La communication entre les cellules cancéreuses et les cellules stromales environnantes est essentielle à la progression tumorale. Notre étude a révélé l’existence d’un « cercle vicieux » entre la tumeur et le stroma favorisant la progression de la leucémie myéloïde aiguë (LAM).
Dans nos travaux précédents, nous avons identifié une voie de signalisation dépendant de la synténine qui régule la communication entre cellules. La synténine contrôle le recyclage et la présence à la membrane plasmique de nombreux récepteurs, mais aussi la production et la captation des petites vésicules extracellulaires. Jusqu’à présent, de nombreuses études suggèrent qu’une surexpression de la synténine dans les cellules tumorales favorise l’agressivité de la tumeur, faisant de celle-ci une cible prometteuse pour le traitement du cancer. Plusieurs inhibiteurs de la synténine, dont ceux que nous avons développés au CRCM, ont montré des résultats prometteurs dans des modèles précliniques de cancer. Cependant, le rôle spécifique de la synténine dans le microenvironnement tumoral restait méconnu.
En consultant une base de données publique, nous avons découvert que, de manière surprenante, l’expression de la synténine est réduite dans les cellules stromales de la moelle osseuse (BMSC) isolées à partir de souris atteintes de leucémie (LAM). En accord avec cette observation, nous avons démontré que les cellules leucémiques sont effectivement capables de diminuer jusqu’à trois fois l’expression de la synténine dans les BMSC, en y transférant un micro-ARN (miR-155), lequel est surexprimé dans 30 % des cas de LAM chez l’homme.

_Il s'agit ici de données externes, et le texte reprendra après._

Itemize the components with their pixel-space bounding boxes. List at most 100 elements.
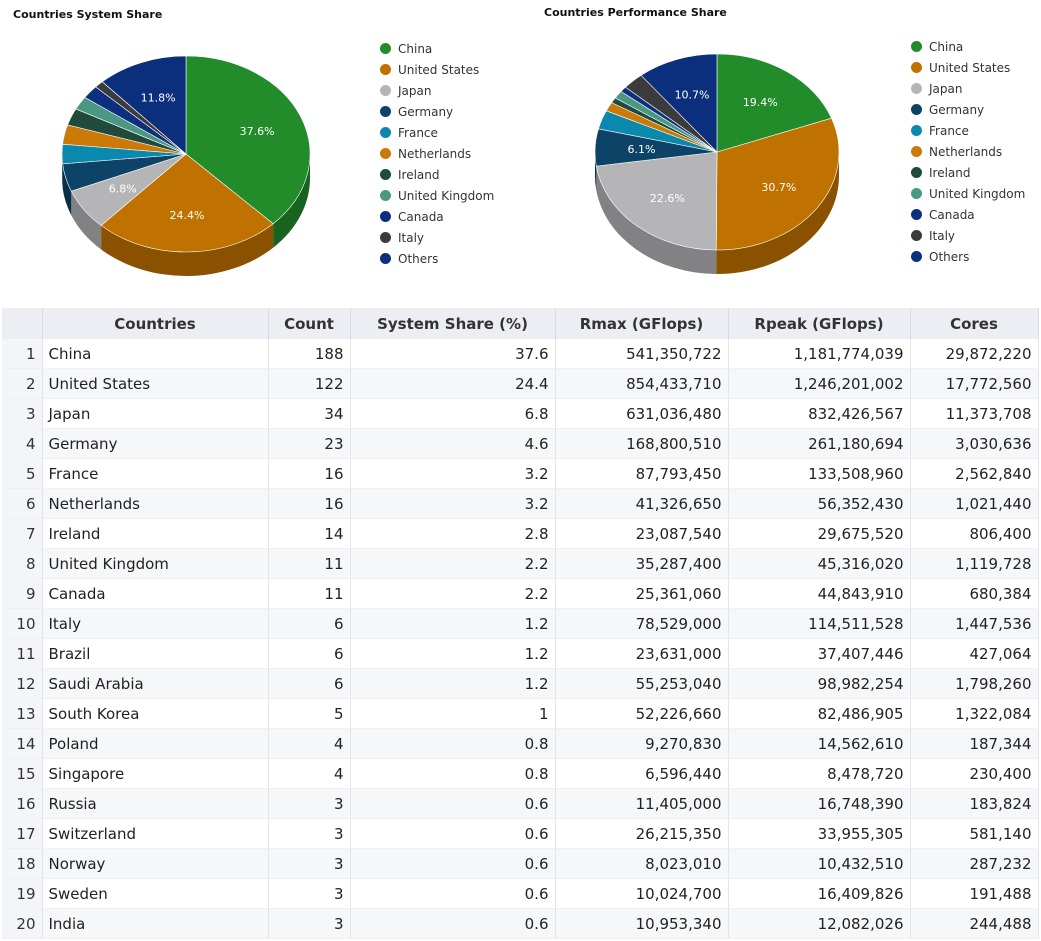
pie1-side-united-states — [716, 152, 839, 274]
legend-label: Ireland — [398, 167, 440, 182]
legend1-item-france[interactable]: France — [911, 120, 1025, 141]
pie1-slice-united-states[interactable] — [715, 117, 840, 251]
legend1-item-italy[interactable]: Italy — [911, 225, 1025, 246]
table-row[interactable]: 3 Japan 34 6.8 631,036,480 832,426,567 11,373,… — [2, 398, 1039, 429]
table-row[interactable]: 2 United States 122 24.4 854,433,710 1,246,20… — [2, 368, 1039, 399]
table-row[interactable]: 6 Netherlands 16 3.2 41,326,650 56,352,430 1,0… — [2, 488, 1039, 519]
column-header-index[interactable] — [2, 308, 43, 339]
table-row[interactable]: 1 China 188 37.6 541,350,722 1,181,774,039 29,… — [2, 339, 1039, 369]
cell-system-share-: 0.8 — [350, 728, 556, 759]
pie0-side-germany — [62, 163, 72, 216]
cell-cores: 29,872,220 — [910, 339, 1039, 369]
cell-count: 5 — [268, 698, 351, 729]
table-row[interactable]: 19 Sweden 3 0.6 10,024,700 16,409,826 191,488 — [2, 878, 1039, 909]
legend-label: Others — [929, 249, 970, 264]
cell-cores: 287,232 — [910, 848, 1039, 879]
pie0-slice-china[interactable] — [185, 55, 311, 225]
column-header-system-share-[interactable]: System Share (%) — [350, 308, 556, 339]
row-index: 7 — [2, 518, 43, 549]
legend0-item-united-kingdom[interactable]: United Kingdom — [380, 185, 494, 206]
cell-count: 3 — [268, 908, 351, 939]
legend-dot-icon — [380, 64, 391, 75]
legend-dot-icon — [380, 85, 391, 96]
table-row[interactable]: 9 Canada 11 2.2 25,361,060 44,843,910 680,384 — [2, 578, 1039, 609]
legend1-item-ireland[interactable]: Ireland — [911, 162, 1025, 183]
cell-system-share-: 0.6 — [350, 818, 556, 849]
cell-countries: Norway — [42, 848, 269, 879]
table-row[interactable]: 20 India 3 0.6 10,953,340 12,082,026 244,488 — [2, 908, 1039, 939]
legend-label: Ireland — [929, 165, 971, 180]
column-header-count[interactable]: Count — [268, 308, 351, 339]
cell-rmax-gflops-: 541,350,722 — [555, 339, 729, 369]
table-row[interactable]: 16 Russia 3 0.6 11,405,000 16,748,390 183,824 — [2, 788, 1039, 819]
legend-label: Japan — [929, 81, 963, 96]
legend0-item-germany[interactable]: Germany — [380, 101, 494, 122]
row-index: 1 — [2, 339, 43, 369]
cell-countries: Canada — [42, 578, 269, 609]
legend1-item-netherlands[interactable]: Netherlands — [911, 141, 1025, 162]
legend0-item-netherlands[interactable]: Netherlands — [380, 143, 494, 164]
cell-cores: 3,030,636 — [910, 428, 1039, 459]
cell-system-share-: 3.2 — [350, 458, 556, 489]
column-header-rmax-gflops-[interactable]: Rmax (GFlops) — [555, 308, 729, 339]
row-index: 3 — [2, 398, 43, 429]
legend0-item-canada[interactable]: Canada — [380, 206, 494, 227]
legend1-item-united-kingdom[interactable]: United Kingdom — [911, 183, 1025, 204]
legend-dot-icon — [380, 232, 391, 243]
cell-system-share-: 2.2 — [350, 578, 556, 609]
legend0-item-france[interactable]: France — [380, 122, 494, 143]
legend0-item-united-states[interactable]: United States — [380, 59, 494, 80]
legend-dot-icon — [380, 190, 391, 201]
legend1-item-germany[interactable]: Germany — [911, 99, 1025, 120]
table-row[interactable]: 11 Brazil 6 1.2 23,631,000 37,407,446 427,064 — [2, 638, 1039, 669]
cell-rpeak-gflops-: 37,407,446 — [728, 638, 911, 669]
table-row[interactable]: 4 Germany 23 4.6 168,800,510 261,180,694 3,030… — [2, 428, 1039, 459]
table-row[interactable]: 7 Ireland 14 2.8 23,087,540 29,675,520 806,400 — [2, 518, 1039, 549]
pie1-slice-japan[interactable] — [595, 151, 718, 251]
table-row[interactable]: 8 United Kingdom 11 2.2 35,287,400 45,316,020… — [2, 548, 1039, 579]
table-row[interactable]: 15 Singapore 4 0.8 6,596,440 8,478,720 230,400 — [2, 758, 1039, 789]
cell-system-share-: 1.2 — [350, 608, 556, 639]
column-header-rpeak-gflops-[interactable]: Rpeak (GFlops) — [728, 308, 911, 339]
cell-system-share-: 0.6 — [350, 848, 556, 879]
cell-rpeak-gflops-: 10,432,510 — [728, 848, 911, 879]
legend1-item-canada[interactable]: Canada — [911, 204, 1025, 225]
table-row[interactable]: 17 Switzerland 3 0.6 26,215,350 33,955,305 581… — [2, 818, 1039, 849]
column-header-countries[interactable]: Countries — [42, 308, 269, 339]
cell-count: 3 — [268, 818, 351, 849]
cell-rmax-gflops-: 78,529,000 — [555, 608, 729, 639]
legend-dot-icon — [911, 146, 922, 157]
performance-share-legend: China United States Japan Germany France Neth… — [911, 36, 1025, 267]
legend0-item-japan[interactable]: Japan — [380, 80, 494, 101]
table-row[interactable]: 14 Poland 4 0.8 9,270,830 14,562,610 187,344 — [2, 728, 1039, 759]
column-header-cores[interactable]: Cores — [910, 308, 1039, 339]
table-row[interactable]: 18 Norway 3 0.6 8,023,010 10,432,510 287,232 — [2, 848, 1039, 879]
cell-system-share-: 3.2 — [350, 488, 556, 519]
table-row[interactable]: 5 France 16 3.2 87,793,450 133,508,960 2,562,8… — [2, 458, 1039, 489]
cell-cores: 1,447,536 — [910, 608, 1039, 639]
table-row[interactable]: 10 Italy 6 1.2 78,529,000 114,511,528 1,447,53… — [2, 608, 1039, 639]
table-row[interactable]: 12 Saudi Arabia 6 1.2 55,253,040 98,982,254 1,… — [2, 668, 1039, 699]
legend0-item-others[interactable]: Others — [380, 248, 494, 269]
row-index: 19 — [2, 878, 43, 909]
legend1-item-others[interactable]: Others — [911, 246, 1025, 267]
cell-system-share-: 1 — [350, 698, 556, 729]
legend0-item-china[interactable]: China — [380, 38, 494, 59]
pie1-slice-china[interactable] — [716, 53, 832, 153]
cell-rpeak-gflops-: 82,486,905 — [728, 698, 911, 729]
legend1-item-united-states[interactable]: United States — [911, 57, 1025, 78]
legend-dot-icon — [911, 188, 922, 199]
legend0-item-italy[interactable]: Italy — [380, 227, 494, 248]
legend-dot-icon — [911, 62, 922, 73]
cell-count: 122 — [268, 368, 351, 399]
performance-share-title: Countries Performance Share — [544, 6, 727, 19]
pie0-slice-united-states[interactable] — [100, 153, 274, 253]
legend-dot-icon — [380, 127, 391, 138]
table-row[interactable]: 13 South Korea 5 1 52,226,660 82,486,905 1,322… — [2, 698, 1039, 729]
legend1-item-japan[interactable]: Japan — [911, 78, 1025, 99]
legend0-item-ireland[interactable]: Ireland — [380, 164, 494, 185]
row-index: 9 — [2, 578, 43, 609]
pie1-slice-others[interactable] — [640, 53, 718, 153]
legend1-item-china[interactable]: China — [911, 36, 1025, 57]
pie0-slice-others[interactable] — [101, 55, 187, 155]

Nous avons également démontré qu’une diminution significative de l’expression de la synténine dans les BMSC a des effets pro-tumoraux, ce qui suggère qu’il existe une « boucle de rétrocontrôle » entre les cellules leucémiques et les cellules stromales. Grâce à des expériences de transplantation en série dans des souris exprimant ou non la synténine et des expériences de co-culture in vitro, nous avons pu démontrer que l’absence de synténine dans les BMSC stimulent l’agressivité des cellules leucémiques, en favorisant leur survie et que cet effet est dû à une accumulation d’une glycoprotéine, l’endogline, à la surface des BMSC. Or, nombreuses sont les évidences suggérant que des quantités élevées d’endogline sur les cellules stromales favorise la progression tumorale. Cependant, la manière dont l’endogline des cellules stromales contribue à cette progression était jusqu’à aujourd’hui mal caractérisée.
En résumé, nos données révèlent un effet « suppresseur de tumeur » insoupçonné de la synténine, ce qui remet en question pour la première fois la pertinence et la sécurité d’utiliser la synténine comme cible dans le traitement du cancer. Ceci est vrai dans le contexte de la LAM, mais aussi potentiellement dans les tumeurs se développant dans les os.
Nous sommes particulièrement fiers de souligner que cette étude a été menée intégralement au CRCM, grâce à une collaboration fructueuse impliquant la plateforme TrGET, la plateforme protéomique, l’équipe de Michel Aurrand-Lions, ainsi que les cliniciens de l’Institut Paoli-Calmettes.